My father put together our family
tree until about the mid 1600's in Bampton North
Devon and there was no way of going back further
as the local church was sacked and records destroyed
in the Civil War (1642 - 1651).
I went on holiday to Perth in Western Australia
to see friends and while driving around found a
"Gibbings Road" about 110KM south of Perth
in a place called "Coolup". Now our name
is not common so I had to make enquiries and supprise
surprise in Lot 1 Gibbings Road a lady still lived
who had been a Miss Gibbings. She recognised me
as "a Gibbings" when I knocked on the
door and showed me photographs of her relations
who looked the same as mine but weren't. She provided
me with their family history back to a ship called
the "John C Munro" which left London for
Fremantle on 28th March 1886 with a William Pockcock
Gibbings (Born 1829 died 1892) , his wife Fanny
Mary and their nine children. They came to take
up land offered to settlers but found it was just
bush and had a very hard life for a while. They
went shopping by Ox cart twice a year in Perth and
the journey took nearly a week. The family still
farm this land and have thrived. She had discovered
that William was decended from Nicholas Gibbings
born in Frogbury Farm Coldridge in about 1753. She
also knew that there were connections with Springle
Moor as in 1777 Nicholas Gibbings married a Susan
Evans. There was then a John Gibbings at Nymch Rowland
who married a Jane Leach in Morchard Bishop and
he died in Broadstairs Kent in 1876. They had a
son William Gibbings born in Morchard Bishop 28th
June 1829 and it was he who went to Australia.
Now it gets more complicated: - We both knew we
had to be related somewhere - the uncommon name
and photos that just looked so alike so I had to
go to Coldridge. There were Gibbings in the graveyard
but much more important a John Gibbings was the
Vicar of Coldridge from 1571 to 1602 and his name
was on the wall by the church door. He had 12 children
so it was not going to be easy. However the third
child Walter Gibbings born 1582 (d 1633) had six
children and their fourth child John born 26th February
1610 married a Jane Head in Coldridge and they had
six children the fourth of which was a Thomas born
1642 and it was his decendants who I have traced
as a direct link with the Australians. So I had
now taken the Australian side back to 1571.

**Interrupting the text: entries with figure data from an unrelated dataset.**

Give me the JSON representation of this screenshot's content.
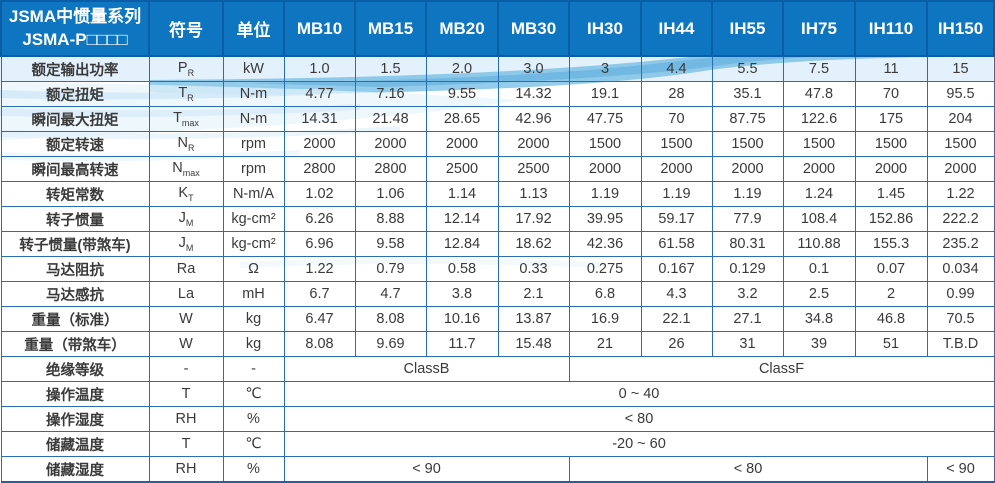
{
  "table": {
    "title_line1": "JSMA中惯量系列",
    "title_line2": "JSMA-P□□□□",
    "col_symbol": "符号",
    "col_unit": "单位",
    "models": [
      "MB10",
      "MB15",
      "MB20",
      "MB30",
      "IH30",
      "IH44",
      "IH55",
      "IH75",
      "IH110",
      "IH150"
    ],
    "rows": [
      {
        "label": "额定输出功率",
        "sym": "P",
        "sub": "R",
        "unit": "kW",
        "values": [
          "1.0",
          "1.5",
          "2.0",
          "3.0",
          "3",
          "4.4",
          "5.5",
          "7.5",
          "11",
          "15"
        ]
      },
      {
        "label": "额定扭矩",
        "sym": "T",
        "sub": "R",
        "unit": "N-m",
        "values": [
          "4.77",
          "7.16",
          "9.55",
          "14.32",
          "19.1",
          "28",
          "35.1",
          "47.8",
          "70",
          "95.5"
        ]
      },
      {
        "label": "瞬间最大扭矩",
        "sym": "T",
        "sub": "max",
        "unit": "N-m",
        "values": [
          "14.31",
          "21.48",
          "28.65",
          "42.96",
          "47.75",
          "70",
          "87.75",
          "122.6",
          "175",
          "204"
        ]
      },
      {
        "label": "额定转速",
        "sym": "N",
        "sub": "R",
        "unit": "rpm",
        "values": [
          "2000",
          "2000",
          "2000",
          "2000",
          "1500",
          "1500",
          "1500",
          "1500",
          "1500",
          "1500"
        ]
      },
      {
        "label": "瞬间最高转速",
        "sym": "N",
        "sub": "max",
        "unit": "rpm",
        "values": [
          "2800",
          "2800",
          "2500",
          "2500",
          "2000",
          "2000",
          "2000",
          "2000",
          "2000",
          "2000"
        ]
      },
      {
        "label": "转矩常数",
        "sym": "K",
        "sub": "T",
        "unit": "N-m/A",
        "values": [
          "1.02",
          "1.06",
          "1.14",
          "1.13",
          "1.19",
          "1.19",
          "1.19",
          "1.24",
          "1.45",
          "1.22"
        ]
      },
      {
        "label": "转子惯量",
        "sym": "J",
        "sub": "M",
        "unit": "kg-cm²",
        "values": [
          "6.26",
          "8.88",
          "12.14",
          "17.92",
          "39.95",
          "59.17",
          "77.9",
          "108.4",
          "152.86",
          "222.2"
        ]
      },
      {
        "label": "转子惯量(带煞车)",
        "sym": "J",
        "sub": "M",
        "unit": "kg-cm²",
        "values": [
          "6.96",
          "9.58",
          "12.84",
          "18.62",
          "42.36",
          "61.58",
          "80.31",
          "110.88",
          "155.3",
          "235.2"
        ]
      },
      {
        "label": "马达阻抗",
        "sym": "Ra",
        "sub": "",
        "unit": "Ω",
        "values": [
          "1.22",
          "0.79",
          "0.58",
          "0.33",
          "0.275",
          "0.167",
          "0.129",
          "0.1",
          "0.07",
          "0.034"
        ]
      },
      {
        "label": "马达感抗",
        "sym": "La",
        "sub": "",
        "unit": "mH",
        "values": [
          "6.7",
          "4.7",
          "3.8",
          "2.1",
          "6.8",
          "4.3",
          "3.2",
          "2.5",
          "2",
          "0.99"
        ]
      },
      {
        "label": "重量（标准）",
        "sym": "W",
        "sub": "",
        "unit": "kg",
        "values": [
          "6.47",
          "8.08",
          "10.16",
          "13.87",
          "16.9",
          "22.1",
          "27.1",
          "34.8",
          "46.8",
          "70.5"
        ]
      },
      {
        "label": "重量（带煞车）",
        "sym": "W",
        "sub": "",
        "unit": "kg",
        "values": [
          "8.08",
          "9.69",
          "11.7",
          "15.48",
          "21",
          "26",
          "31",
          "39",
          "51",
          "T.B.D"
        ]
      }
    ],
    "merged_rows": [
      {
        "label": "绝缘等级",
        "sym": "-",
        "sub": "",
        "unit": "-",
        "cells": [
          {
            "text": "ClassB",
            "span": 4
          },
          {
            "text": "ClassF",
            "span": 6
          }
        ]
      },
      {
        "label": "操作温度",
        "sym": "T",
        "sub": "",
        "unit": "℃",
        "cells": [
          {
            "text": "0 ~ 40",
            "span": 10
          }
        ]
      },
      {
        "label": "操作湿度",
        "sym": "RH",
        "sub": "",
        "unit": "%",
        "cells": [
          {
            "text": "< 80",
            "span": 10
          }
        ]
      },
      {
        "label": "储藏温度",
        "sym": "T",
        "sub": "",
        "unit": "℃",
        "cells": [
          {
            "text": "-20 ~ 60",
            "span": 10
          }
        ]
      },
      {
        "label": "储藏湿度",
        "sym": "RH",
        "sub": "",
        "unit": "%",
        "cells": [
          {
            "text": "< 90",
            "span": 4
          },
          {
            "text": "< 80",
            "span": 5
          },
          {
            "text": "< 90",
            "span": 1
          }
        ]
      }
    ],
    "colors": {
      "header_bg": "#0e76c0",
      "header_border": "#0a5da6",
      "body_border": "#2a6db3",
      "wave_deep": "#79bfe6",
      "wave_light": "#cfe7f7",
      "wave_faint": "#e7f3fb"
    }
  }
}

If we now go back to the original John (the Vicar)
and his third child Walter, I traced our side of
the family to his sixth child Thomas Jnr (remember
the Austrailian came from his fourth child John
and his son Thomas, so our lines split in 1610 -
1615).
Thomas Jnr was born 2nd August 1615 and there, for
us, the story ends in Coldridge. He went to Oakford,
(about halfway between Bampton and Coldridge) as
a miller (there were two mills in Oakford and one
is still there) and other members of the family
bought a Mill in Bampton which still exhists and
I have met their relations. Thomas Jnr was very
difficult to trace but a Thomas and an Elizabeth
from Oakford (the son of Thomas Jnr?) arrived in
Bampton and had a son John born 1688 and they had
a son William born1712 and there were still connections
with Oakford but the wives appear to come from Bampton.
Our family tree is in Bampton from then on. I still
need to try and nail the links in Oakford but there
is no doubt that is how the line goes. Thanks for
all the help I received in Coldridge with typed
copies of the parish register and I followed that
up in the records office at Souton Exeter. To stand
where a relation had stood some 450 years ago in
your church was quite something and to see his signature
on the actual Parish Record was something else.